Created attachment 244137 [details] Test case 1. Check the function TextCodecLatin1::decode() 2. Suppose the following text is decoded: "%41%42%43%44%45%46%47%48%82%82". 3. The URL precent encoded text will be converted to 10 bytes array and sent to TextCodecLatin1::decode(), 4. Since the first byte is ASCII and since its index is 8-bytes aligned, we use the fast decoding path. 5. Since the first eight bytes are all ASCII, we do the decoding in one step and and we copy the whole word from the source byte array to the result buffer. 6. Since after the first eight bytes, what is left is less than a machine word, we exit the fast decoding path. 7. The problem is after breaking the fast decoding code path, we copy the current byte as is even if it is a non ASCII character. A test case is attached. It works correctly in FireFox and Chrome and shows two non ASCII 0x82 characters at the end.
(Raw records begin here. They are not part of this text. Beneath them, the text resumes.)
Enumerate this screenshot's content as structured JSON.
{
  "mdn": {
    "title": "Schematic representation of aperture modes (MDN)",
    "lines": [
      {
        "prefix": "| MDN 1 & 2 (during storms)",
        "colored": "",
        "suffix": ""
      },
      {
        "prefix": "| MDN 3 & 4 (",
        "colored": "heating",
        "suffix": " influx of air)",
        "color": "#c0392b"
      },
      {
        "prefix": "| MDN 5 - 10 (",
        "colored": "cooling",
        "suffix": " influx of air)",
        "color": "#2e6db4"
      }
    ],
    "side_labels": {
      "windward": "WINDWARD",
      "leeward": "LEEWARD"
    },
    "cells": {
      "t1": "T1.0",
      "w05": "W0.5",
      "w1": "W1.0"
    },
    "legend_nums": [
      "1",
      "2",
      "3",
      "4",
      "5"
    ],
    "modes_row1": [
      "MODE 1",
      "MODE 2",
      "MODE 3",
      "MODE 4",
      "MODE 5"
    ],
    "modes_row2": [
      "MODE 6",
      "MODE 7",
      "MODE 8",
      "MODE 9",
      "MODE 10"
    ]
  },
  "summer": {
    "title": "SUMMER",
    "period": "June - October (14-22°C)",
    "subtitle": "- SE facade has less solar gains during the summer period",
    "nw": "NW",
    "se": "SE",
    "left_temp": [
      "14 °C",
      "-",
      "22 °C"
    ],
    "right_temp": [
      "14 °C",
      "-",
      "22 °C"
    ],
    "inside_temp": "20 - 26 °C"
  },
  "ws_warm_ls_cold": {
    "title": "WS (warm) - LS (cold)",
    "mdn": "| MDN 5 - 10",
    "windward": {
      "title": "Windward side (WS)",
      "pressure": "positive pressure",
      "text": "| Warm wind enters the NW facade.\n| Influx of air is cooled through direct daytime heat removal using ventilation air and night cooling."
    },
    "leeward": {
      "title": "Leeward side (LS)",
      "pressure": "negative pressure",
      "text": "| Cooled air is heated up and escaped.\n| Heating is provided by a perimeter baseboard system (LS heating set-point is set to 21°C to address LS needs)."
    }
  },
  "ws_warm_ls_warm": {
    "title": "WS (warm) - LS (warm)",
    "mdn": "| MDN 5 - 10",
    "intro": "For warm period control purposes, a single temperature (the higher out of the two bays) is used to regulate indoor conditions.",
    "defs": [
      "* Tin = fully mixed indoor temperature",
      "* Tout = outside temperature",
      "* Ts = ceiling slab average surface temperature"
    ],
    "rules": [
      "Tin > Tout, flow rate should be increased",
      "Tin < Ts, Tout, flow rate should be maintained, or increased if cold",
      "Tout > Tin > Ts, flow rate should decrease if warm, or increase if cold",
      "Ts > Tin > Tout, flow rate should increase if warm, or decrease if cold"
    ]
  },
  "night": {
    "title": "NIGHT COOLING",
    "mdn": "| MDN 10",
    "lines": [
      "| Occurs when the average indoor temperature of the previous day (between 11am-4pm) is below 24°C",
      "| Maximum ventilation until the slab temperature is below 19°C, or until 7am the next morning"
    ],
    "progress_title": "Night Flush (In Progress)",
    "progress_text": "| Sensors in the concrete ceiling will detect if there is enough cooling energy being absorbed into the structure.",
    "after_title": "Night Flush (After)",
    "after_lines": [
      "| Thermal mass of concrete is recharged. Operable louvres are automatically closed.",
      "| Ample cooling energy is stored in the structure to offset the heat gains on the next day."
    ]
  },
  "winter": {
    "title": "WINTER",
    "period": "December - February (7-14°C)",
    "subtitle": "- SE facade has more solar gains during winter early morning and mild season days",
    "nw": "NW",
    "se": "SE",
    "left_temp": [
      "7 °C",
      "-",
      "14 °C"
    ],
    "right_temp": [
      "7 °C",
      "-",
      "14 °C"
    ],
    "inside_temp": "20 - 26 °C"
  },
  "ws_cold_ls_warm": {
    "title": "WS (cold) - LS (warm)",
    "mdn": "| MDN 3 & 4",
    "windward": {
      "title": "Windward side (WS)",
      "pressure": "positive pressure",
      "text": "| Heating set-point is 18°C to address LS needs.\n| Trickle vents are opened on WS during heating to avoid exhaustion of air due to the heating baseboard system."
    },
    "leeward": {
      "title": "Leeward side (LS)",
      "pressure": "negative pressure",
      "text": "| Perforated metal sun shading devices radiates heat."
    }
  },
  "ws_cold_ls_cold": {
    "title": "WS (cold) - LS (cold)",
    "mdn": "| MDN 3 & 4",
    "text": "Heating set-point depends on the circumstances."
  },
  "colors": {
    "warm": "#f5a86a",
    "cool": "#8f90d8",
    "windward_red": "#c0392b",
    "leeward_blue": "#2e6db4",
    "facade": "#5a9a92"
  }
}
But in Safari, it shows a single 0x82 character at the end.
Created attachment 244140 [details] Patch
Comment on attachment 244140 [details] Patch This makes the all-ASCII-but-not-aligned-to-machine-word case slower unnecessarily. I think a better fix might be to just add: if (!isASCII(*source)) goto useLookupTable; right after the code that says: if (source == end) break; at the end of the isAlignedToMachineWord(source) block.
Comment on attachment 244140 [details] Patch Great catch, by the way! Please consider my suggested alternate fix.
Created attachment 244172 [details] Patch
(In reply to comment #3) > Comment on attachment 244140 [details] > Patch > > Great catch, by the way! Please consider my suggested alternate fix. Done. Thanks for the suggestion.
Comment on attachment 244172 [details] Patch Clearing flags on attachment: 244172 Committed r178099: <http://trac.webkit.org/changeset/178099>
All reviewed patches have been landed. Closing bug.